冷蔵庫の必要性について






都会は便利だ。100メートル歩く毎にローソンかファミマ、セブンイレブンが軒を構えている。ローテーションしているそこには、日常を生き抜くために必要な生活必需品や食料が安価で陳列されている。冷蔵庫のいらない時代が到来したのだ。静雄の部屋には当然のように冷蔵庫がない。それだけでなく家具家電、インテリアの類はほぼ存在しなかった。機嫌が悪い日に暴れて全部壊してしまったからだ。残ったのはベッドとソファ、それから本当に必要最低限の生活用品だけだった。キッチンもなく、静雄はアパートの近くにあるコンビニで弁当や飲み物、パンを購入して日々生活していた。

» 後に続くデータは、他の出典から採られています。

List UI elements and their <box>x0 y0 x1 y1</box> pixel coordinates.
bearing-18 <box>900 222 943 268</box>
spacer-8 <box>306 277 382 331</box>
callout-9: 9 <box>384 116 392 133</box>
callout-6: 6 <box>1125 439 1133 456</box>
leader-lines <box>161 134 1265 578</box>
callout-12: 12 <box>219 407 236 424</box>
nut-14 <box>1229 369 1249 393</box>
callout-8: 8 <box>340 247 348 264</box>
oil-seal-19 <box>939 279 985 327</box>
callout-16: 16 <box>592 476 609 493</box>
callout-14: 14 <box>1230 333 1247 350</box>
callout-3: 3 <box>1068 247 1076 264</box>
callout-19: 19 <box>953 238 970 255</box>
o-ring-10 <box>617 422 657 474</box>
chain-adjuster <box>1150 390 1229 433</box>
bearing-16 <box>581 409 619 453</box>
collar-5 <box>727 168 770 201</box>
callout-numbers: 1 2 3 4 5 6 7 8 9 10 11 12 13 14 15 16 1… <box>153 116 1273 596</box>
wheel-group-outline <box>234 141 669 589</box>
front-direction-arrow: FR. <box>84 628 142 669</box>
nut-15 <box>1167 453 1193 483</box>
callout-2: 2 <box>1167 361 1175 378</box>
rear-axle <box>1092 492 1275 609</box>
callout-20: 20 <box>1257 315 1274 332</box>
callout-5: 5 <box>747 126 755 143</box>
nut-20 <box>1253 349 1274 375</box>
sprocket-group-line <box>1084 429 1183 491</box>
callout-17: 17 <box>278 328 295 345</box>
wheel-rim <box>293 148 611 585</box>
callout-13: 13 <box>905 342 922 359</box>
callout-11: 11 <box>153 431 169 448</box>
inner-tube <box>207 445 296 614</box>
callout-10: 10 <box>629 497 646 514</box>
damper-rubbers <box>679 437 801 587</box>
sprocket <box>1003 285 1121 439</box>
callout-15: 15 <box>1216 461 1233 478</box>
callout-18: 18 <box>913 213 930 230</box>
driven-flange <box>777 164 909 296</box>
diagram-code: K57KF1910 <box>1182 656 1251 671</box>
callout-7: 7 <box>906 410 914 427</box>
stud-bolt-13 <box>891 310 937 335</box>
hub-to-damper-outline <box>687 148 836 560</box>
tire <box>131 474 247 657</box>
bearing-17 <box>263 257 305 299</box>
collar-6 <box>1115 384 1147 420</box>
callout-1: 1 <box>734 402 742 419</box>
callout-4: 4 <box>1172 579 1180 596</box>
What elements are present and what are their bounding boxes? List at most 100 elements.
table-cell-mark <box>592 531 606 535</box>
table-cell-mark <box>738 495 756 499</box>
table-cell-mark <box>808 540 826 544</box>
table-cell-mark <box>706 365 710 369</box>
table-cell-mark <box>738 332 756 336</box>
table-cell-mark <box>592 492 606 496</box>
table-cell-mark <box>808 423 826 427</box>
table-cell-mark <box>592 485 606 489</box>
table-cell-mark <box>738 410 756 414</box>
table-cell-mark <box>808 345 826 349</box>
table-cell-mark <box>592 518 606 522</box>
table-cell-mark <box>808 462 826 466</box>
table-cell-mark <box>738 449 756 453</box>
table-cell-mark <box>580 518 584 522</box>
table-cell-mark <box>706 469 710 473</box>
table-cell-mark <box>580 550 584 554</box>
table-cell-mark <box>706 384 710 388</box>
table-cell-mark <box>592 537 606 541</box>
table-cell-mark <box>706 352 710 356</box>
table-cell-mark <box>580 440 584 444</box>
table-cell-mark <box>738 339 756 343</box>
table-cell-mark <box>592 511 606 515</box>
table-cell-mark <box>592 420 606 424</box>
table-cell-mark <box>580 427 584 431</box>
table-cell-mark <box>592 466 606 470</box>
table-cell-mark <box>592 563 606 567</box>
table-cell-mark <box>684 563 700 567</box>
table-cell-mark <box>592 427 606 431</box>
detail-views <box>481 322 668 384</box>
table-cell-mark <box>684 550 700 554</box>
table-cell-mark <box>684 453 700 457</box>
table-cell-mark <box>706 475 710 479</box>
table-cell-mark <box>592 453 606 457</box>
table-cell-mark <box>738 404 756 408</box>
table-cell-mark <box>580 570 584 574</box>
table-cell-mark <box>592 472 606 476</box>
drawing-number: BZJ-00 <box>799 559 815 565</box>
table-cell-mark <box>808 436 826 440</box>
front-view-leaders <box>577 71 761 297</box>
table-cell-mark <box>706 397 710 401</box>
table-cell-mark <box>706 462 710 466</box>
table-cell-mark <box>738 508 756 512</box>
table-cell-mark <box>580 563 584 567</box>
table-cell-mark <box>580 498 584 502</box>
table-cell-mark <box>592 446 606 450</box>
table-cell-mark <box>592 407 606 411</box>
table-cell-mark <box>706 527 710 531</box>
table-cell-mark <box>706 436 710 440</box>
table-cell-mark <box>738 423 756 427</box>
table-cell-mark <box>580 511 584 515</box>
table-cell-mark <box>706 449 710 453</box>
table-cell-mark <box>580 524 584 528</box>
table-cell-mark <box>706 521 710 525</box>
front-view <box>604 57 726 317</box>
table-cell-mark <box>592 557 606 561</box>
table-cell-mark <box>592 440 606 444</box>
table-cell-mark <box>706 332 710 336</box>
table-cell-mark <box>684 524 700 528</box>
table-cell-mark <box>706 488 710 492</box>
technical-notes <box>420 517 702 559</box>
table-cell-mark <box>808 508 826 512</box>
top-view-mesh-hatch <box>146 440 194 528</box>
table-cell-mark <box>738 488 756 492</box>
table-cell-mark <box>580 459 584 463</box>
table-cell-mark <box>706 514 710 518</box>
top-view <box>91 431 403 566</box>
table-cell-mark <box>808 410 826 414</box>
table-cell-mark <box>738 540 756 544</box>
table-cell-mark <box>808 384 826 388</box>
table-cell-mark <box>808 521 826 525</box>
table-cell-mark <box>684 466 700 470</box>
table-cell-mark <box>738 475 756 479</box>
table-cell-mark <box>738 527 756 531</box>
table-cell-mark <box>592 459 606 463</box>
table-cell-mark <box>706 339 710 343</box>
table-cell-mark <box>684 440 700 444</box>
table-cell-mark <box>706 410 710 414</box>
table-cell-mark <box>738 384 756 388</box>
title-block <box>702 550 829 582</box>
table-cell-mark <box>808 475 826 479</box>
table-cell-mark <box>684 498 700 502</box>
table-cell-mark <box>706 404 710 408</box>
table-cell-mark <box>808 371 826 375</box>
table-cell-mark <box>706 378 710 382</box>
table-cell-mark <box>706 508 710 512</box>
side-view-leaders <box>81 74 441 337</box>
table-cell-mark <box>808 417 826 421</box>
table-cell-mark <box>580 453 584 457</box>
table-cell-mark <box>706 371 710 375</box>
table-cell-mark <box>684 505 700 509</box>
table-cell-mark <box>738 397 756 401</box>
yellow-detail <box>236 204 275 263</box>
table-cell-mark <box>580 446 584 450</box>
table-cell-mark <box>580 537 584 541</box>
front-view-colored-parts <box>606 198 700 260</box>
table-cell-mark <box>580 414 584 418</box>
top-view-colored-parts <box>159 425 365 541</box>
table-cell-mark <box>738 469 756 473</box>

けれどある日見かねたトムが「冷蔵庫くらいは必要だべよ。これから暑くなんだし」と静雄を家電量販店へ引きずっていき、小さめの冷蔵庫を一つ買い与えた。買い与えたと言っても何割か微々たる料金を払ったに過ぎない。ほぼ全額静雄が金を出した。けれどその後静雄はロッテリアで昼飯を奢って貰ったので文句は言わなかった。また、丁度不便だと思っていたところだった。それは紺色のボディで、妙な光沢を持っていた。しばらくして主にそれは酒を冷やしておくための装置として使用されるようになった。殺風景すぎる部屋の中でその冷蔵庫は変に浮いていた。だが夏場好きな時にすぐ冷えたビールが飲めるようになったので嫌いではない。アイスが溶けてしまうのが玉にきずだった。

静雄とトムが妙に仲良くなったのもその頃であり、静雄が変にトムを意識するようになったのもその頃だ。初めはただ彼の仕草が妙に好ましく感じられるだけだったが、自慰の妄想に登場するまでの好ましさに変貌を遂げると、静雄は悩みに悩んだ。そんな時ひょんなことでトムと喧嘩した。静雄があんまり公共的な物を破壊するからトムが一寸たしなめたのだ。普段静雄はそんなことでは腹を立てないが、何故か無性に腹が立って仕方がなかった。かっとなってトムを突き飛ばしたら、面白いほど彼は飛んで、街灯に激突。背中を痛めさせてしまった。直ぐに我に返ったのだけれど、呻くトムになんと言っていいかわからず、逃げた。逃げ帰り、荒れた。部屋の壁に大穴を開け、ソファとベッドをひっくり返し、最後に紺色のボックスを蹴り飛ばした。その紺色が一体なんだったのかを思い出すと、突然怒りがさめ、変わりに猛烈な自己嫌悪が津波のように襲ってきた。だから嫌だったんだ。使い物にならなくなった冷蔵庫を小突きながら泣きそうな声で呟いた。

翌日無断欠勤して、ああいよいよこの仕事も首かとアンニュイな気分で部屋に転がっていると、ドアのインターホンが鳴った。誰だ誰だとチェーンを千切る勢いで玄関をあけると、トムがいた。「よっ」と気の抜ける挨拶をしてきたので、静雄は素直にチェーンを外してしまった。

「あーあ、こりゃ追い出されんぞ。新しい部屋探すの手伝ってやろうか?」
「いや…ここ知り合いの所有なんで追い出されはしないと…修理費は請求されますが」
「ならよかった。あ、お前今日病欠な。40度の熱が出てることになってっから」
「え、」

トムはよっこらしょとソファを座れる状態に直した。流石にベッドは断念したが。それから無残にも破壊された冷蔵庫に手をかけると、中身はどうなってるのか確かめ始める。ビールが二本転がり出てきた。

「あ、すいませんソレ…」
「うん、全くだ。また買いに行かなきゃなぁ」
「トムさん、」
「ん?」
「…なんで」
「だってまだ暑いし」
「いやそうじゃなくて」
「昨日のことなら気にすんな。あれくらいなんともねぇよ」
「でも」
「静雄、ビール飲むべ。昼間っから。贅沢だぞ」

ぬるくなったビールを押し付けられて静雄は眉間に情けない皺を寄せた。プルタブを開けるに開けられず、泣きたくなった。

「トムさん」
「んー?」
「すいませんでした」
「いい、別に」

やっと開けられたビールはずいぶんぬるくなっていて、不味い。それを美味しそうに飲むトムがやはり好ましく、静雄は頭がおかしくなりそうだった。やはり冷蔵庫は必要だ。